Zitate von Niccolò Machiavelli

— Die besten Zitate (61), Sinn-Sprüche und Aphorismen von "Niccolo Machiavelli" (IT; Philosoph)

— Bekanntes Zitat:

Niccolò Machiavelli (* 3. Mai 1469 in Florenz; † 21. Juni 1527 ebenda) war ein italienischer Philosoph, Politiker, Diplomat, Chronist, Schriftsteller und Dichter.

— Prägnante Aphorismen, Lakonische Sprüche, Frappierende Lebens-Weisheiten, Pointierte Sentenzen — die besten Niccolò Machiavelli Zitate (Berufsgruppe: Philosoph / Land: IT) — Von Kontemplativ bis Provokativ (siehe auch Gute Zitate).

Die Menschen verstehen weder ganz böse noch ganz gut zu sein.

Die meisten Schriftsteller sind dem Glück der Sieger hörig.

Es ist ein allgemeiner Fehler der Menschen, nicht in den Zeiten der Meeresstille mit dem Sturm zu rechnen.

Die Menschen scheuen sich weniger, einen anzugreifen, der sich beliebt gemacht hat, als einen, den sie fürchten.

Wer sich mit einem halben Sieg begnügt, handelt allzeit klug; denn immer verliert, wer einen Sieg bis zur Vernichtung des Gegners anstrebt.

Nationen, die man unterworfen hat, muss man entweder glücklich machen oder vernichten.

Man kann einen Krieg beginnen, aber niemals einen beenden, wann man will.

Der größte Feind der neuen Ordnung ist, wer aus der alten seine Vorteile zog.

Wenn der Teufel Menschen in Verwirrung bringen will, bedient er sich dazu der Idealisten.

Nicht der Titel verleiht dem Mann Glanz, sondern der Mann dem Titel.

Ich glaube, dass der rechte Weg, ins Paradies einzugehen, der sein würde, den Weg zur Hölle kennen zu lernen, um ihn zu meiden.

Es ist nicht weise, das zu verteidigen, was man ohnehin aufgeben muss.

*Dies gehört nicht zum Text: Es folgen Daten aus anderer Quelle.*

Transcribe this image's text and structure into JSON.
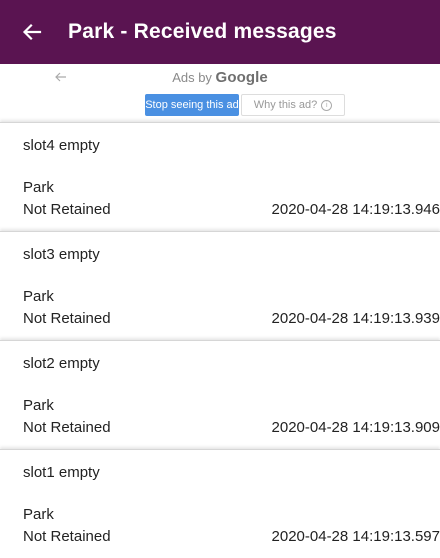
{
  "appbar": {
    "title": "Park - Received messages",
    "background": "#5a1451"
  },
  "ad": {
    "label_prefix": "Ads by ",
    "label_brand": "Google",
    "stop_label": "Stop seeing this ad",
    "why_label": "Why this ad?",
    "why_icon_glyph": "i",
    "stop_color": "#4a90e2"
  },
  "messages": [
    {
      "topic": "slot4 empty",
      "payload": "Park",
      "retained": "Not Retained",
      "timestamp": "2020-04-28 14:19:13.946"
    },
    {
      "topic": "slot3 empty",
      "payload": "Park",
      "retained": "Not Retained",
      "timestamp": "2020-04-28 14:19:13.939"
    },
    {
      "topic": "slot2 empty",
      "payload": "Park",
      "retained": "Not Retained",
      "timestamp": "2020-04-28 14:19:13.909"
    },
    {
      "topic": "slot1 empty",
      "payload": "Park",
      "retained": "Not Retained",
      "timestamp": "2020-04-28 14:19:13.597"
    }
  ],
  "icons": {
    "appbar_back": "arrow-back-icon",
    "ad_back": "arrow-back-icon",
    "why_info": "info-icon"
  }
}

So ist denn ein Fürst, der das Übel erst dann erkennt, wenn es da ist, nicht wahrhaft weise, was ja nur wenigen gegeben ist.

Auch wenn man unterliegt, soll man es in Ehren tun.

Wenn du stark bist, dann beginne, wo du stark bist. Wenn nicht, beginne dort, wo du eine Niederlage am leichtesten verschmerzen kannst.

Wo man weniger weiß, argwöhnt man am meisten.

Ein Fürst, der nicht weise ist, kann auch niemals weise beraten werden.

Die Menschen sind so einfältig und hängen so sehr vom Eindruck des Augenblickes ab, dass einer, der sie täuschen will, stets jemanden findet, der sich täuschen lässt.



— Niccolò di Bernardo dei Machiavelli (1469 - 1527) war ein italienischer Diplomat, Historiker und Philosoph der Renaissance.


Vor allem aufgrund seines Werkes Il Principe (Der Fürst) gilt er als einer der bedeutendsten Staatsphilosophen der Neuzeit. Machiavelli ging es hier – im Ansatz neutral – darum, Macht analytisch zu untersuchen, anstatt normativ vorzugehen und die Differenz zwischen dem, was sein soll, und dem, was ist, festzustellen. Er orientierte sich in seiner Analyse an dem, was er für empirisch feststellbar hielt. Sein politisch-philosophisches Hauptwerk Discorsi ist darüber in den Hintergrund getreten.

Der später geprägte Begriff Machiavellismus wird oft als abwertende Beschreibung eines Verhaltens gebraucht, das zwar raffiniert ist, aber ohne ethische Einflüsse von Moral und Sittlichkeit die eigene Macht und das eigene Wohl als Ziel sieht. Sein Name wird daher heute häufig mit rücksichtsloser Machtpolitik unter Ausnutzung aller Mittel verbunden.